Karl 1

Dresden 9.4. [1937 oder 1938]

Liebe Lotte,

nun sind wieder einmal 5Monate vergangen, dass ich den letzten Brief an dich abgeschickt habe, und ich will nun einen 2. nachschicken, denn eine Antwort werde ich ja scheinbar auf denletzten nicht mehr bekommen. Sage mal, hast du den letzten nicht bekommen, oder leidest Du so besonders stark an monatscher Schreibfaulheit. Ich glaube nicht, dass es Interessenslosigkeit ist. Du wirst Dich genauso wie ich mich bei Gross, so bei Adolf erkundigt haben.

In der Kunstabteilung der Jüdischen Rundschau habe ich von der Ausstellung gelesen, in der auch Hans prämiert wurde. Ihr könnt Euch vorstellen, wie ich mich gefreut habe. Hoffentlich habt ihr auf allen Gebieten so viel Erfolge wie dabei. Du musst unbedingt Dich mal aufraffen, am Besten gleich heute und schreiben.

Ich will Dir von hier berichten, da ich ja nun Dank unserer ach so regen Korrespondenz über Euch nichts mehr schreiben kann.

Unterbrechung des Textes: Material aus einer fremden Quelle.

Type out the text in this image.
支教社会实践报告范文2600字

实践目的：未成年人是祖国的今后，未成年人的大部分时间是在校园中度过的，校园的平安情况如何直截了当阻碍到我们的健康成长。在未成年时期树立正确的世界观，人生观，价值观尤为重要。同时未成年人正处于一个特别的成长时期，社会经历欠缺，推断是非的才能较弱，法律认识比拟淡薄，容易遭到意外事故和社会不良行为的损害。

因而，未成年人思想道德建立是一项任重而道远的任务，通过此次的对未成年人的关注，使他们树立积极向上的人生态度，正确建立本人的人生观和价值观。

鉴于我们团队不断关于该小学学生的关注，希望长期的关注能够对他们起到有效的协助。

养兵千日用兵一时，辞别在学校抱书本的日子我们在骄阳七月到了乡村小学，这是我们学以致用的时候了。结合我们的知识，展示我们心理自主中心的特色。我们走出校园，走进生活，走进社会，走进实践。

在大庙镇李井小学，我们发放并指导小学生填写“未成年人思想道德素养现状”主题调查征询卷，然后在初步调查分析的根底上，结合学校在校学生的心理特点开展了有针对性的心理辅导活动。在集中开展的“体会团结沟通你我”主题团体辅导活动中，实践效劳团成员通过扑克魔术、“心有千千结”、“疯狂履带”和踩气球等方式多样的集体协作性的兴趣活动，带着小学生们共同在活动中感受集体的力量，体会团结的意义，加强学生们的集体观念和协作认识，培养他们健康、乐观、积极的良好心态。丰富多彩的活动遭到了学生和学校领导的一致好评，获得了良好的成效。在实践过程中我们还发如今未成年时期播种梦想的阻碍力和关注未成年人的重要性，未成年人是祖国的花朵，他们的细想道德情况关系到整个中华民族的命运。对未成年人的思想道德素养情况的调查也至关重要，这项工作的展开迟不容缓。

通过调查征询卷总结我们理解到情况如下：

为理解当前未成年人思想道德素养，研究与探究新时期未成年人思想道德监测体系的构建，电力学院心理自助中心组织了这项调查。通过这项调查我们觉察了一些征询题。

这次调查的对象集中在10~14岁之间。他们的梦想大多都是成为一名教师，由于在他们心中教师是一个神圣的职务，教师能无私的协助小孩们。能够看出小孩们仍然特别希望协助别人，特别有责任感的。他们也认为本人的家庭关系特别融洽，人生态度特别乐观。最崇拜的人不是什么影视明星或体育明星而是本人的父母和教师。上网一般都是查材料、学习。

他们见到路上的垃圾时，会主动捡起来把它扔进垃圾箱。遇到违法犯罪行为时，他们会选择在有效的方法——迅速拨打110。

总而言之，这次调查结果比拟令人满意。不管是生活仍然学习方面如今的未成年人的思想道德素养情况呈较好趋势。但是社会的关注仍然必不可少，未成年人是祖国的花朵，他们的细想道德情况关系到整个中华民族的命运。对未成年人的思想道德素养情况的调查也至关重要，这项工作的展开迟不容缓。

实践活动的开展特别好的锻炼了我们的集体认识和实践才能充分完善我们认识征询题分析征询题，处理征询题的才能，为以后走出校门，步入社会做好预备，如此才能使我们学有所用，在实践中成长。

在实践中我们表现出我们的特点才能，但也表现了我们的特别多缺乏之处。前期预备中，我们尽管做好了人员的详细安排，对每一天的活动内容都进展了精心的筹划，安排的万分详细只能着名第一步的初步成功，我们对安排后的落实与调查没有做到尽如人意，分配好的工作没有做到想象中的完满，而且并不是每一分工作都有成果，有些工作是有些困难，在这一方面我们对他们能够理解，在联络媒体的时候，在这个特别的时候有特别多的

Zunächst einmal, denn der Esel geht voran: von mir. Vielleicht bist du erstaunt, dass du meinen vorletzten Brief aus Düsseldorf bekamst und diesen aus Dresden. Ich befinde mich als Ortsgruppenleiter des Bundes hier und werde voraussichtlich noch ca. 1Jahr ähnliche Arbeit leisten. Vielleicht wunderst Du Dich auch über den getippten Brief. Dieser ist von mir alleine nach 10Fingersystem geschrieben.

Nach diesem Jahr werde ich voraussichtlich auf 1Jahr nach Jugoslawien auf Hachschara gehen. Mir geht es im Grossen Ganzen ganz gut, ökonomisch und allgemein. Ich gebe Englisch und Hebräisch, Stunden und Kurse, denn mittlerweile habe ich beide beherrschen gelernt.

Nun Bruder Monte: befindet sich noch in Berlin, macht Bundesleitung und studiert nebenbei Mathematik. Unterhalt und Studiengebühren verdient er sich auch durch Stunden und Kurse. Bis jetzt hat er im Beth Chaluz gewohnt, wird aber bald privat wohnen. (Ich wohne privat). Aussehen tut er nicht besonders, obwohl er ganz anständig isst. Das macht seine unregelmäßige Lebensweise, er geht spät schlafen u.ä. Du brauchst dich natürlich nicht beunruhigen, denn er ist sonst ganz gesund. Ich selber sehe gesund aus und bin es auch. Noch c.a. ½Jahr, auch dies nicht sicher, wird er voraussichtlich hier bleiben. [handschriftlich]Und dann auf Alijah gehen.[/handschriftlich] Auch dies ist nicht sicher.

Als weiteres wird Dich Walter interessieren. Er ist jetzt Schulrabe auf der T.Herzl Schule, von der Du sicherlich schon gehört hast. Diese ist eine private Volksschule, mit dem Pensum einer höheren Schule. Er ist ein guter Schüler, befindet sich übrigens schon im Bund. Im allgemein ist er auch ein netter Junge.

Mama, wenn ich sie so nennen darf, wohnt mit ihm jetzt alleine und schlägt sich so einigermassen durch.

Ich habe mich mit ihr so einigermassen vertragen. Sie tut mir leid. Sie steht jetzt so alleine da, obwohl sich Tante Eva und Onkel ein bisschen um sie kümmern. Sie hat doch sehr an Papa gehangen.

Tante und Onkel führen noch immer dasselbe Leben wie vor 5Jahren. Man klagt ein bisschen und sonst geht es einem noch so ziemlich leidlich. Herbert ist ein schlecht und rechter Schüler, Sally scheinbar ein guter Arbeiter, der allerdings nach Durchführung seines Gesellenstückes vor der schwierigen Frage der Arbeit steht.